Brooklynn Prince does a fantastic job as Moonee in this film. She’s spot on with what it’s like to be young, live in a motel, and pretty much growing up on her own with little parental supervision. Prince’s role as this trouble maker kid who doesn’t listen to anyone is absolutely convincing.

Director Sean Baker (“Tangerine”, “Prince of Broadway”, “Take Out”, and “Starlet”) does an amazing job with this film with giving the viewers a jarring contrast between the fake happiness of Disney World and the real sadness just next to it. His other films have also focused on contemporary social issues, for example, illegal immigration in his 2004 film, “Take Out.”

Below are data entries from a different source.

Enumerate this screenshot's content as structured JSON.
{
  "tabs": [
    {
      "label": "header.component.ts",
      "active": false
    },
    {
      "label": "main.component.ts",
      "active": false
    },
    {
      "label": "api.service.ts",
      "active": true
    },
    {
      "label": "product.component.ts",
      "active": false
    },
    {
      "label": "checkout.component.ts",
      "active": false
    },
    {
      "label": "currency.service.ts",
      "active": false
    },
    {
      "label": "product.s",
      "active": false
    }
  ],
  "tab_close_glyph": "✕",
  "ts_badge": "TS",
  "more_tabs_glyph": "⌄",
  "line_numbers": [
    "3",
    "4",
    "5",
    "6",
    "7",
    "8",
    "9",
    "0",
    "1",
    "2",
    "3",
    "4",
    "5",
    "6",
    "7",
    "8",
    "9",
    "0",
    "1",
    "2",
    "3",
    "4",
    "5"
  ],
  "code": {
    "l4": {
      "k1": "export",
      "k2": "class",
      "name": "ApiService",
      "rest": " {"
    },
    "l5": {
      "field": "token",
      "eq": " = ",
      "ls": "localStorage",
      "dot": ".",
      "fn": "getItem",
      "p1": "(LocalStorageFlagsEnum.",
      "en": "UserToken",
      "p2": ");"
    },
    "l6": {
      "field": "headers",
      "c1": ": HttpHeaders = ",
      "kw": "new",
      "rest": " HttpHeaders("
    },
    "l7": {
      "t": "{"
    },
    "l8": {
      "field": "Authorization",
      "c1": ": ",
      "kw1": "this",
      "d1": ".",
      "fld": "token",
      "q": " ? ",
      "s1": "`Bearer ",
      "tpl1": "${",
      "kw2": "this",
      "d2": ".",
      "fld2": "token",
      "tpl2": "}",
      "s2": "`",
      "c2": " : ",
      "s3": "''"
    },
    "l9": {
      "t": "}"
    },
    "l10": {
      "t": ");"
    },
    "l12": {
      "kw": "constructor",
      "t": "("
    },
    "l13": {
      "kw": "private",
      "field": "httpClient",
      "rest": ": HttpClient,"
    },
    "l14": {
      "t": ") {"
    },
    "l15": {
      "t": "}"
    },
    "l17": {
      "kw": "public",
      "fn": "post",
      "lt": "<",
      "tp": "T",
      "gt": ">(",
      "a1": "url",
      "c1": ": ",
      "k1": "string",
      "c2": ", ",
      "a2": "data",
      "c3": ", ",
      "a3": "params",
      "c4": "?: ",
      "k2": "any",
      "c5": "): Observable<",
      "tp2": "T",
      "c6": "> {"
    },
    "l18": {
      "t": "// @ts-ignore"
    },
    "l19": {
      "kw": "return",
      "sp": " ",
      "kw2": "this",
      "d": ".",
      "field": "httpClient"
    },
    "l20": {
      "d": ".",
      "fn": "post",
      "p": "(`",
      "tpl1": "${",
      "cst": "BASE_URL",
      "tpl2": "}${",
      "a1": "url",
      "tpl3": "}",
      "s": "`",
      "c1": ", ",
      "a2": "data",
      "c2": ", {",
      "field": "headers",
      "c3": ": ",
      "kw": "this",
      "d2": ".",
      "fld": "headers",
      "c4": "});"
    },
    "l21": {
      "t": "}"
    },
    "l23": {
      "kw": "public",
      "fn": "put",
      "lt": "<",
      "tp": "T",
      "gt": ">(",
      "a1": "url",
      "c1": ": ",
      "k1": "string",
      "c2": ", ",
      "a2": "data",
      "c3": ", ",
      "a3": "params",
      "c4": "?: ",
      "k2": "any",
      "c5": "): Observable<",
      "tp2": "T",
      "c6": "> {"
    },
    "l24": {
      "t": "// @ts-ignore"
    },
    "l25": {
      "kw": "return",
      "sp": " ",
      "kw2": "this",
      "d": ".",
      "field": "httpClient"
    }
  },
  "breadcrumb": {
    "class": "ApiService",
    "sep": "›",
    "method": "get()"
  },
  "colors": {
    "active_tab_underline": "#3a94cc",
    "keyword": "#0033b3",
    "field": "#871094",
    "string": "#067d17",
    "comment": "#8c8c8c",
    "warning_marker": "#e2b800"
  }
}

The cinematographer, Alexis Zabe, beautifully depicts the shabby run-down environment in which the story takes place. Whether it be a grocery store or an ice cream stand, Zabe does an incredible job finding the right angles to shoot from to have the most impact on the viewer. There is not a lot of music in this film. The only two songs that are on the soundtrack are “Celebration,” performed by Kool & The Gang and “Happy Birthday,” performed by Brooklynn Prince and Bria Vinaite. The other music is rap music just being played from a station on a radio. Even though most of the music comes from a radio station, the rap music is very fitting. The songs tie together well with the environment that Moonee lives in.

The film has won numerous awards to date, including the New York Film Critics Circle Award, the Los Angeles Film Critics Association Award, and Critics Award at the Hamburg Film Festival.

Running time is 115 minutes. Film is rated R for profanity.